Like I recommended in the pain thread S/p a cervical ESI dural puncture. Get more data...
A T1 weighted lumbar and brain MRI can now provide more information regarding a true dural puncture (cerebral menigeal traction signs/enhancement,etc.).

MRI (T1 weighted) with gadolinium contrast, however, reveals changes that can make a difference in the diagnosis of PDPH. This particular type of MRI rules out more serious conditions, such as subdural hematoma and intracranial masses. The two key findings using T1-weighted contrast MRI are meningeal enhancement and descent or sagging of the brain. Diffuse meningeal enhancement is seen on the MRI. “The meninges … light up with gadolinium,”

If there are true finding continue conservative care, try an abdominal binder, and plan a patch with IR or a good pain interventionalist ...
 
Like I recommended in the pain thread S/p a cervical ESI dural puncture. Get more data...
A T1 weighted lumbar and brain MRI can now provide more information regarding a true dural puncture (cerebral menigeal traction signs/enhancement,etc.).

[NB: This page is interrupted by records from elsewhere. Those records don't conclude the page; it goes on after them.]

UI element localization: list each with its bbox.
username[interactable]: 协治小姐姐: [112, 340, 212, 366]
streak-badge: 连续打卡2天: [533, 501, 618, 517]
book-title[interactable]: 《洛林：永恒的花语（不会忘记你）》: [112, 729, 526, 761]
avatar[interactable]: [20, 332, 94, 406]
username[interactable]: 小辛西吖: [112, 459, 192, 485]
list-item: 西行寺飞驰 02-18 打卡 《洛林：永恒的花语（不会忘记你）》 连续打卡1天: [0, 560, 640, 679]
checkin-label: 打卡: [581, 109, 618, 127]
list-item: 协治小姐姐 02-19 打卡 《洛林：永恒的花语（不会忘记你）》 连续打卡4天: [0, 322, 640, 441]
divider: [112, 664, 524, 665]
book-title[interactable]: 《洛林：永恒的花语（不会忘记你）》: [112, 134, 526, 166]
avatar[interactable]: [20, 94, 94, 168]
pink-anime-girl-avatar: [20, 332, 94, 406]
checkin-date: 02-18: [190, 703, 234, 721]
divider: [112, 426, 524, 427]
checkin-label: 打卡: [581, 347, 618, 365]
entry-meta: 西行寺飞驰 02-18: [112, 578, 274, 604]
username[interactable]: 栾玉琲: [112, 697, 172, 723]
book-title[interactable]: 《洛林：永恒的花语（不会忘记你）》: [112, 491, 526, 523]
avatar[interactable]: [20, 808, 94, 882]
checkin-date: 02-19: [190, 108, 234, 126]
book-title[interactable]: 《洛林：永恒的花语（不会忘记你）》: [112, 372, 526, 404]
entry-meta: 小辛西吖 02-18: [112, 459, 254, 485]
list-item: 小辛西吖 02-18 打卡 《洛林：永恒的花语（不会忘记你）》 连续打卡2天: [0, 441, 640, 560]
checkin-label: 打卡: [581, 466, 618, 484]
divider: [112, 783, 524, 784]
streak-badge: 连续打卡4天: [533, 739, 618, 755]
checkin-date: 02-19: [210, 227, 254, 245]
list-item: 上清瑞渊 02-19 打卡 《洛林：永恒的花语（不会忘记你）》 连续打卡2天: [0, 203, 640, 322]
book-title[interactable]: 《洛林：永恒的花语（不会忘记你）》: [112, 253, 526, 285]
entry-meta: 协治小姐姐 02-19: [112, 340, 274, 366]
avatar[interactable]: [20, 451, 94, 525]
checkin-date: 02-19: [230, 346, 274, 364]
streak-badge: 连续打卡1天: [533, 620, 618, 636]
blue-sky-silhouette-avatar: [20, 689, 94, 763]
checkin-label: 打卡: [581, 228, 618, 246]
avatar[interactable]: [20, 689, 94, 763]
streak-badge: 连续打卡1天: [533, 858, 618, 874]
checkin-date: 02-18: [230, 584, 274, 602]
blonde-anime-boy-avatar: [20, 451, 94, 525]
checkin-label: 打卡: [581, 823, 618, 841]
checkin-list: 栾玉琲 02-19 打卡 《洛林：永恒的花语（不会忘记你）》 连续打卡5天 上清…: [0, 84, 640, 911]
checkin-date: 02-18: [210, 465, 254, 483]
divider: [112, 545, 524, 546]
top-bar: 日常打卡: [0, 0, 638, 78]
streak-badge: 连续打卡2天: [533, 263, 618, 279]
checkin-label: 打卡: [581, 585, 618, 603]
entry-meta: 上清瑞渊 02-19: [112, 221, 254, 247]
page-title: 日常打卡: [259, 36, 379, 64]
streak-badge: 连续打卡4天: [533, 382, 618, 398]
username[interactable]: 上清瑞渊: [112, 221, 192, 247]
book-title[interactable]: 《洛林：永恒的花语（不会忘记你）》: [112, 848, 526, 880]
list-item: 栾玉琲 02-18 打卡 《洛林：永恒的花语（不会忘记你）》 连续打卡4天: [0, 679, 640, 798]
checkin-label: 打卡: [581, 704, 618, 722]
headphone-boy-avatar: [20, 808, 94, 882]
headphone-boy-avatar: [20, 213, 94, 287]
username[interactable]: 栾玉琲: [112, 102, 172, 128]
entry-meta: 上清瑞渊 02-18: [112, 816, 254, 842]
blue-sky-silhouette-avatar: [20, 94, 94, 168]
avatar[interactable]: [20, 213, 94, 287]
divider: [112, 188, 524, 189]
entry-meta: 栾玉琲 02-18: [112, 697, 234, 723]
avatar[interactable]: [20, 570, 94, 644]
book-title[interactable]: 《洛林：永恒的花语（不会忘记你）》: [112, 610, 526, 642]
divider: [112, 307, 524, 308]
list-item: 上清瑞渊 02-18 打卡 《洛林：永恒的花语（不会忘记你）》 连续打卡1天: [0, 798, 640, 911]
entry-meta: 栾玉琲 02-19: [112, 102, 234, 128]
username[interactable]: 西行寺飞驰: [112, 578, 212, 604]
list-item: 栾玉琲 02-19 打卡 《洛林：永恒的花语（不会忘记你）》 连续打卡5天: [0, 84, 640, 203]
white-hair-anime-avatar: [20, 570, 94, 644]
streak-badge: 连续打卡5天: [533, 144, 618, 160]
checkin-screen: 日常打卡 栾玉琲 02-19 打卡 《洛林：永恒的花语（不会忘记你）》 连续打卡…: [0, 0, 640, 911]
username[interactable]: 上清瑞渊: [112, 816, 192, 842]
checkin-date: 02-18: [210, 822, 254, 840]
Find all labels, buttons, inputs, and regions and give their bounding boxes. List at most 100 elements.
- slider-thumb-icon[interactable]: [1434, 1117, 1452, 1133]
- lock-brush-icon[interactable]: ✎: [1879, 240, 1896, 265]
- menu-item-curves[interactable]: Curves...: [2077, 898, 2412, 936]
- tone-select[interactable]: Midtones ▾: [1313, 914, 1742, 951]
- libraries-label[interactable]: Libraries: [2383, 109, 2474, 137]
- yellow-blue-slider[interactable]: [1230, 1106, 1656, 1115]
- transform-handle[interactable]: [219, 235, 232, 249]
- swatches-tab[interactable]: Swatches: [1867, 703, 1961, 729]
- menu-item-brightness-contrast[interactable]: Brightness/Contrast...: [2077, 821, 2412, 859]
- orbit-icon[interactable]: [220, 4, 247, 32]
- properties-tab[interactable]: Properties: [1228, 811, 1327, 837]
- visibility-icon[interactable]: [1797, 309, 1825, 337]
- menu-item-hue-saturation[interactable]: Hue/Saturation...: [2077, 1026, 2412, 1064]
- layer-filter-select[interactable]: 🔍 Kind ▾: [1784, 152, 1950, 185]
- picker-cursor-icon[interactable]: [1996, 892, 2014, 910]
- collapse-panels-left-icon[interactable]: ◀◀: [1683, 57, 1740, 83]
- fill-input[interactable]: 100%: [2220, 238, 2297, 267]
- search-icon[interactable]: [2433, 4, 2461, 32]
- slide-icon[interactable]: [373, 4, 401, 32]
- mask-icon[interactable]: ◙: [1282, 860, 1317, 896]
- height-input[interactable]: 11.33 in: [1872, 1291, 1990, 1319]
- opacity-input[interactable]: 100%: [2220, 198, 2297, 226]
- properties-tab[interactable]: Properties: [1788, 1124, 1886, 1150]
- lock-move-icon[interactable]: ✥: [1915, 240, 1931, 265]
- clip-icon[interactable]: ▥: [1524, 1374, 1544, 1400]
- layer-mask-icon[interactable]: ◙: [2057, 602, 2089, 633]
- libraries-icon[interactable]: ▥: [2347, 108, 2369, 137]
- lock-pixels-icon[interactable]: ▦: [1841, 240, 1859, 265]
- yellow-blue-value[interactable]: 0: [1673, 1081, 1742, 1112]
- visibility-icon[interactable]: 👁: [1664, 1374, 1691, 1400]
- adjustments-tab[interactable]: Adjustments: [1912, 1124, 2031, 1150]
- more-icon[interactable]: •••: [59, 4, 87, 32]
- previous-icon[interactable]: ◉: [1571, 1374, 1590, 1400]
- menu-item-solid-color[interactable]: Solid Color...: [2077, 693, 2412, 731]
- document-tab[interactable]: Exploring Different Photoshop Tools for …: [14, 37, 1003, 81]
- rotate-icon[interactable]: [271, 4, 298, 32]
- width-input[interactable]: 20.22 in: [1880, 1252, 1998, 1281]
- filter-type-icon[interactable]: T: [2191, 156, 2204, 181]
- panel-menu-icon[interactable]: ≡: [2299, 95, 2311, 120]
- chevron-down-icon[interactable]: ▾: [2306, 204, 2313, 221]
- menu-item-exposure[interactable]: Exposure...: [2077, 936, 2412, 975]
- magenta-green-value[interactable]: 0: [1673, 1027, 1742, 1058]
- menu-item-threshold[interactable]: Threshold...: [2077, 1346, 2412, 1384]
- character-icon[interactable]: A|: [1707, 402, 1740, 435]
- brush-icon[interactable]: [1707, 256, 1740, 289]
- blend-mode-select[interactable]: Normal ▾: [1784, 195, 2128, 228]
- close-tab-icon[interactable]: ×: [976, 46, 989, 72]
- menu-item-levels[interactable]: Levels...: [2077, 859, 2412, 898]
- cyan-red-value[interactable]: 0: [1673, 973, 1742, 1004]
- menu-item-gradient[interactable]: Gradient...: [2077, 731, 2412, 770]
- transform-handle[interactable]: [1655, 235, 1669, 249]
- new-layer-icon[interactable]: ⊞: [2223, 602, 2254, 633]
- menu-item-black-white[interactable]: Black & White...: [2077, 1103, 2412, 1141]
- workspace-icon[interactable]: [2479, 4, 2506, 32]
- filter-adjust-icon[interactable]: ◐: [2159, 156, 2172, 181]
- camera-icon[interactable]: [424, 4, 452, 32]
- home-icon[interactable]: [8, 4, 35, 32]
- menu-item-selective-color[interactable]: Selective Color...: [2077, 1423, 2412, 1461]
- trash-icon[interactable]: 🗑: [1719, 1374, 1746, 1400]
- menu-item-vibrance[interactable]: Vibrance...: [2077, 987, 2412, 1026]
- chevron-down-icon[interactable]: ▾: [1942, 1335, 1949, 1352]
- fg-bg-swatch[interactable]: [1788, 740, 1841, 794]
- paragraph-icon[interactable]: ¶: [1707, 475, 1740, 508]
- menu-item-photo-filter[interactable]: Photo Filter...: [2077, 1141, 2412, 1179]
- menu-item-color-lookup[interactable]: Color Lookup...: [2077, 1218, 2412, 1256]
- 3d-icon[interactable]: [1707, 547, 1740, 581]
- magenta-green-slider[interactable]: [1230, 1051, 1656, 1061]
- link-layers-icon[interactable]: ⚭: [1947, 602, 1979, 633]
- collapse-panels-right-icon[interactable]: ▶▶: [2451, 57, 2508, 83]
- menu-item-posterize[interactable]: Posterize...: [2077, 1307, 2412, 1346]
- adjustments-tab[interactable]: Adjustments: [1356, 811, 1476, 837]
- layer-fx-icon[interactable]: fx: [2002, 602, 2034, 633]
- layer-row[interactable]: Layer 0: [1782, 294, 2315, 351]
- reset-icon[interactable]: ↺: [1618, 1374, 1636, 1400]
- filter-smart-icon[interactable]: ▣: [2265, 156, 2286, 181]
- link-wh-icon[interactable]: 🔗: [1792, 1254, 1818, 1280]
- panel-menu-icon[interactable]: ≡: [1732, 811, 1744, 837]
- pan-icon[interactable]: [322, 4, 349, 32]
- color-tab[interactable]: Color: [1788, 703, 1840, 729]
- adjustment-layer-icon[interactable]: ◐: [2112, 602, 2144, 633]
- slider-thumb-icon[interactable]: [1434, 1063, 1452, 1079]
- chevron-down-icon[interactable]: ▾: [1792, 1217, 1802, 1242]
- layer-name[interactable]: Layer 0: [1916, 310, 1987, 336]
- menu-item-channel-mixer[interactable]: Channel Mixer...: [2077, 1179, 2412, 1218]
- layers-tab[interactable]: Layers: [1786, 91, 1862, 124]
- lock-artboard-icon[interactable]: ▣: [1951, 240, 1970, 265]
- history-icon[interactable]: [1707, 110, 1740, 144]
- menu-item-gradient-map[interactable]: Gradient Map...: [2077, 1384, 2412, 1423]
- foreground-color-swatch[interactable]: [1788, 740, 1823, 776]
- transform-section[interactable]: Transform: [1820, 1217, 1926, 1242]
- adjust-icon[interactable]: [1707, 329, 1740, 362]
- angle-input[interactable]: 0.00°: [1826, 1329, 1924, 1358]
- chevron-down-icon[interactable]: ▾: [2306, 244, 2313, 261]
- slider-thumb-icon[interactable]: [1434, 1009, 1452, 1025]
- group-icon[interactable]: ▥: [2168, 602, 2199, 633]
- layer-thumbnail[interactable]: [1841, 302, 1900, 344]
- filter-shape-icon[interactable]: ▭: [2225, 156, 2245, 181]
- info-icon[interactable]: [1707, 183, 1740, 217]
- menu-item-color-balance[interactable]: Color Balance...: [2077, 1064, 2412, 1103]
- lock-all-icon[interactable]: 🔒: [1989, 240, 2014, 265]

MRI (T1 weighted) with gadolinium contrast, however, reveals changes that can make a difference in the diagnosis of PDPH. This particular type of MRI rules out more serious conditions, such as subdural hematoma and intracranial masses. The two key findings using T1-weighted contrast MRI are meningeal enhancement and descent or sagging of the brain. Diffuse meningeal enhancement is seen on the MRI. “The meninges … light up with gadolinium,”

If there are true finding continue conservative care, try an abdominal binder, and plan a patch with IR or a good pain interventionalist ...
Not sure I would order an MRI or and IR consult in a self limiting condition. Obviously, if symptoms persisted, ok. IR person could end up with another dural puncture, as epidural space might be obliterated from prior surgery, hence the original puncture. Then what? Gadolinium appears to accumulate in the brain, noticed in MS patients with multiple scans. Although it's considered benign, it would give me pause to order it in a PDPH unless it wasnt resolving or worsening.